Naquele dia, entre meu olhar e minha escrita, o que havia eram as informações da professora, a lembrança do pouco que sabia de Van Gogh, mas também minha imaginação e minha atenção que empreguei naqueles Girassóis: nas pinceladas, nas cores, na sua beleza.

Desenvolvi um pequeno texto, uns 3 parágrafos. Fiz toda uma teoria de que os girassóis eram na verdade uma representação da clausura mental de Van Gogh, já tomado pela loucura — todos os 7 quadros de girassóis, sua pequena obsessão, foram feitos entre 1888 e 1889, coincidindo com a época da amputação da sua orelha. Do modo que eu via, do alto dos meus 14 anos, Van Gogh pintou a vivacidade das flores limitadas pelo vaso, fadadas à clausura e ao desaparecimento, como uma metáfora do momento de sua própria vida, fechado em casas e hospitais psiquiátricos (sua morte se deu pouco tempo e alguns quadros depois).

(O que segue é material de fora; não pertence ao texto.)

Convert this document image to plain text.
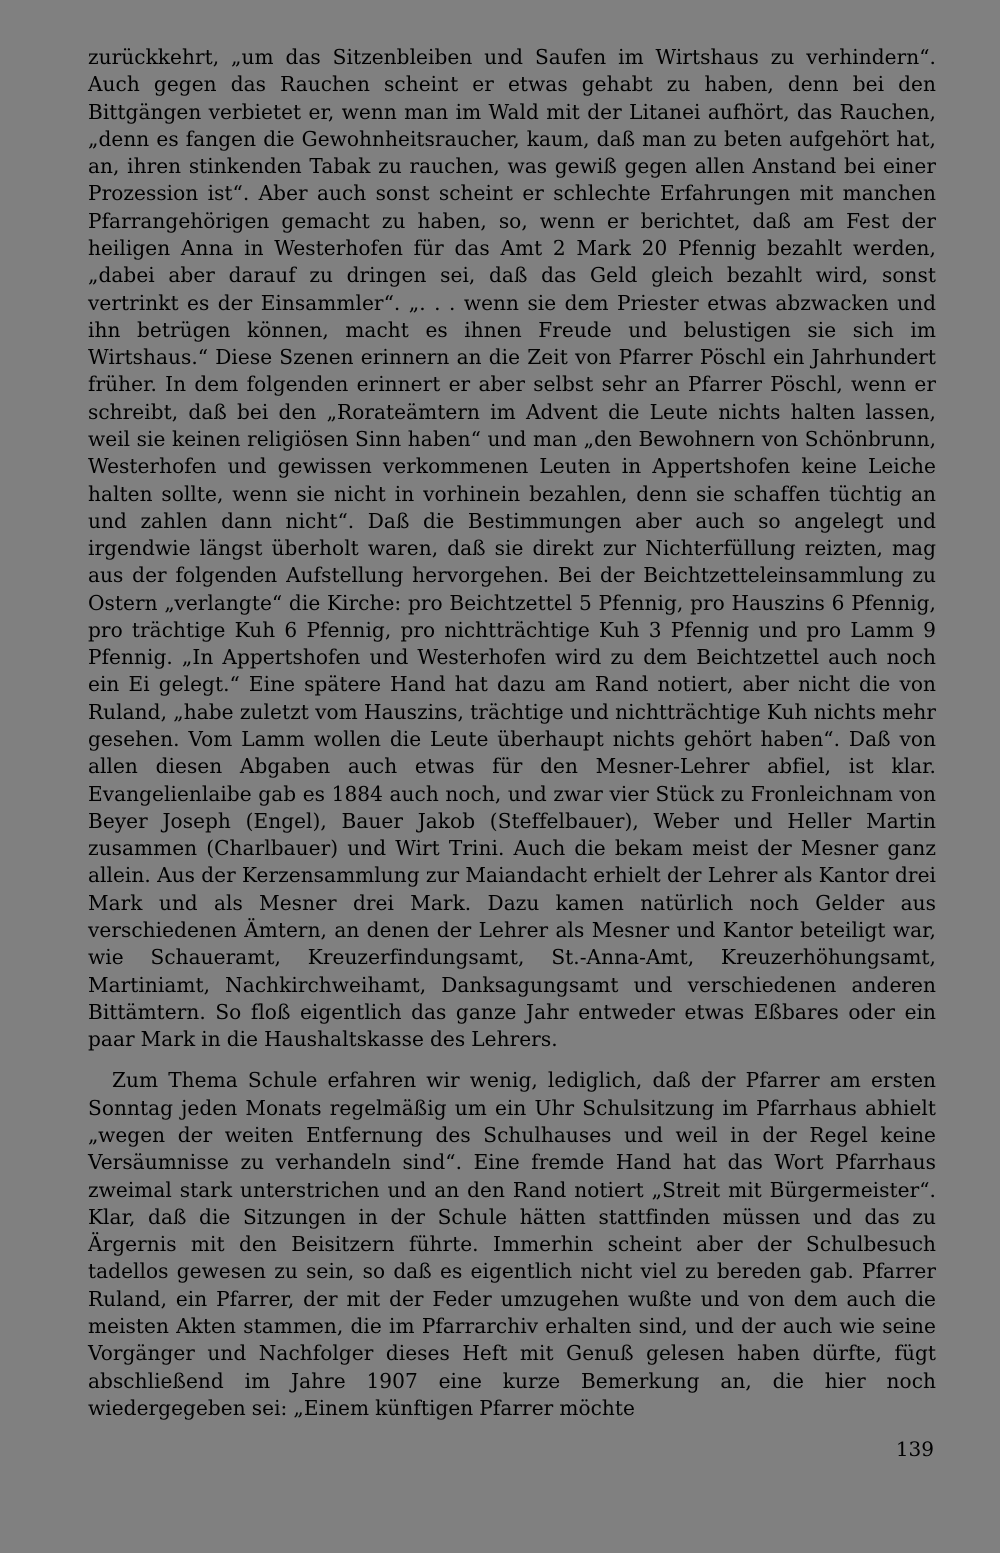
zurückkehrt, „um das Sitzenbleiben und Saufen im Wirtshaus zu verhindern“. Auch gegen das Rauchen scheint er etwas gehabt zu haben, denn bei den Bittgängen verbietet er, wenn man im Wald mit der Litanei aufhört, das Rauchen, „denn es fangen die Gewohnheitsraucher, kaum, daß man zu beten aufgehört hat, an, ihren stinkenden Tabak zu rauchen, was gewiß gegen allen Anstand bei einer Prozession ist“. Aber auch sonst scheint er schlechte Erfahrungen mit manchen Pfarrangehörigen gemacht zu haben, so, wenn er berichtet, daß am Fest der heiligen Anna in Westerhofen für das Amt 2 Mark 20 Pfennig bezahlt werden, „dabei aber darauf zu dringen sei, daß das Geld gleich bezahlt wird, sonst vertrinkt es der Einsammler“. „. . . wenn sie dem Priester etwas abzwacken und ihn betrügen können, macht es ihnen Freude und belustigen sie sich im Wirtshaus.“ Diese Szenen erinnern an die Zeit von Pfarrer Pöschl ein Jahrhundert früher. In dem folgenden erinnert er aber selbst sehr an Pfarrer Pöschl, wenn er schreibt, daß bei den „Rorateämtern im Advent die Leute nichts halten lassen, weil sie keinen religiösen Sinn haben“ und man „den Bewohnern von Schönbrunn, Westerhofen und gewissen verkommenen Leuten in Appertshofen keine Leiche halten sollte, wenn sie nicht in vorhinein bezahlen, denn sie schaffen tüchtig an und zahlen dann nicht“. Daß die Bestimmungen aber auch so angelegt und irgendwie längst überholt waren, daß sie direkt zur Nichterfüllung reizten, mag aus der folgenden Aufstellung hervorgehen. Bei der Beichtzetteleinsammlung zu Ostern „verlangte“ die Kirche: pro Beichtzettel 5 Pfennig, pro Hauszins 6 Pfennig, pro trächtige Kuh 6 Pfennig, pro nichtträchtige Kuh 3 Pfennig und pro Lamm 9 Pfennig. „In Appertshofen und Westerhofen wird zu dem Beichtzettel auch noch ein Ei gelegt.“ Eine spätere Hand hat dazu am Rand notiert, aber nicht die von Ruland, „habe zuletzt vom Hauszins, trächtige und nichtträchtige Kuh nichts mehr gesehen. Vom Lamm wollen die Leute überhaupt nichts gehört haben“. Daß von allen diesen Abgaben auch etwas für den Mesner-Lehrer abfiel, ist klar. Evangelienlaibe gab es 1884 auch noch, und zwar vier Stück zu Fronleichnam von Beyer Joseph (Engel), Bauer Jakob (Steffelbauer), Weber und Heller Martin zusammen (Charlbauer) und Wirt Trini. Auch die bekam meist der Mesner ganz allein. Aus der Kerzensammlung zur Maiandacht erhielt der Lehrer als Kantor drei Mark und als Mesner drei Mark. Dazu kamen natürlich noch Gelder aus verschiedenen Ämtern, an denen der Lehrer als Mesner und Kantor beteiligt war, wie Schaueramt, Kreuzerfindungsamt, St.-Anna-Amt, Kreuzerhöhungsamt, Martiniamt, Nachkirchweihamt, Danksagungsamt und verschiedenen anderen Bittämtern. So floß eigentlich das ganze Jahr entweder etwas Eßbares oder ein paar Mark in die Haushaltskasse des Lehrers.

Zum Thema Schule erfahren wir wenig, lediglich, daß der Pfarrer am ersten Sonntag jeden Monats regelmäßig um ein Uhr Schulsitzung im Pfarrhaus abhielt „wegen der weiten Entfernung des Schulhauses und weil in der Regel keine Versäumnisse zu verhandeln sind“. Eine fremde Hand hat das Wort Pfarrhaus zweimal stark unterstrichen und an den Rand notiert „Streit mit Bürgermeister“. Klar, daß die Sitzungen in der Schule hätten stattfinden müssen und das zu Ärgernis mit den Beisitzern führte. Immerhin scheint aber der Schulbesuch tadellos gewesen zu sein, so daß es eigentlich nicht viel zu bereden gab. Pfarrer Ruland, ein Pfarrer, der mit der Feder umzugehen wußte und von dem auch die meisten Akten stammen, die im Pfarrarchiv erhalten sind, und der auch wie seine Vorgänger und Nachfolger dieses Heft mit Genuß gelesen haben dürfte, fügt abschließend im Jahre 1907 eine kurze Bemerkung an, die hier noch wiedergegeben sei: „Einem künftigen Pfarrer möchte

139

Os girassóis contidos no vaso contrastam com outras pinturas suas de campos abertos e amplos, no conteúdo e na forma (pensando na horizontalidade da paisagem e na verticalidade do vaso). É verdade que também há paisagens de Van Gogh totalmente desoladoras, e talvez a própria abertura radical de alguns temas torne a paisagem ainda mais ameaçadora, como se vê em Wheatfield with Crows, seu último quadro (que não consigo evitar de me perguntar se é uma anunciação do que aconteceria).

Campo de Trigo com Corvos
Van Gogh, 1890
Van Gogh Museum, Amsterdã

Antes do escrever, é preciso poder olhar: e assim, hoje penso também em Walter Benjamin, que entendeu a conexão entre um pintor neerlandês do século XIX com uma menina brasileira numa pequena escola católica 120 anos depois. Afinal, uma das consequências da possibilidade de reproduzir imagens é precisamente alargar as possibilidades do olhar, tornar as imagens acessíveis, horizontalizar a criação e a recepção de imagens - e assim fazê-las viajar por anos e caminhos inimagináveis.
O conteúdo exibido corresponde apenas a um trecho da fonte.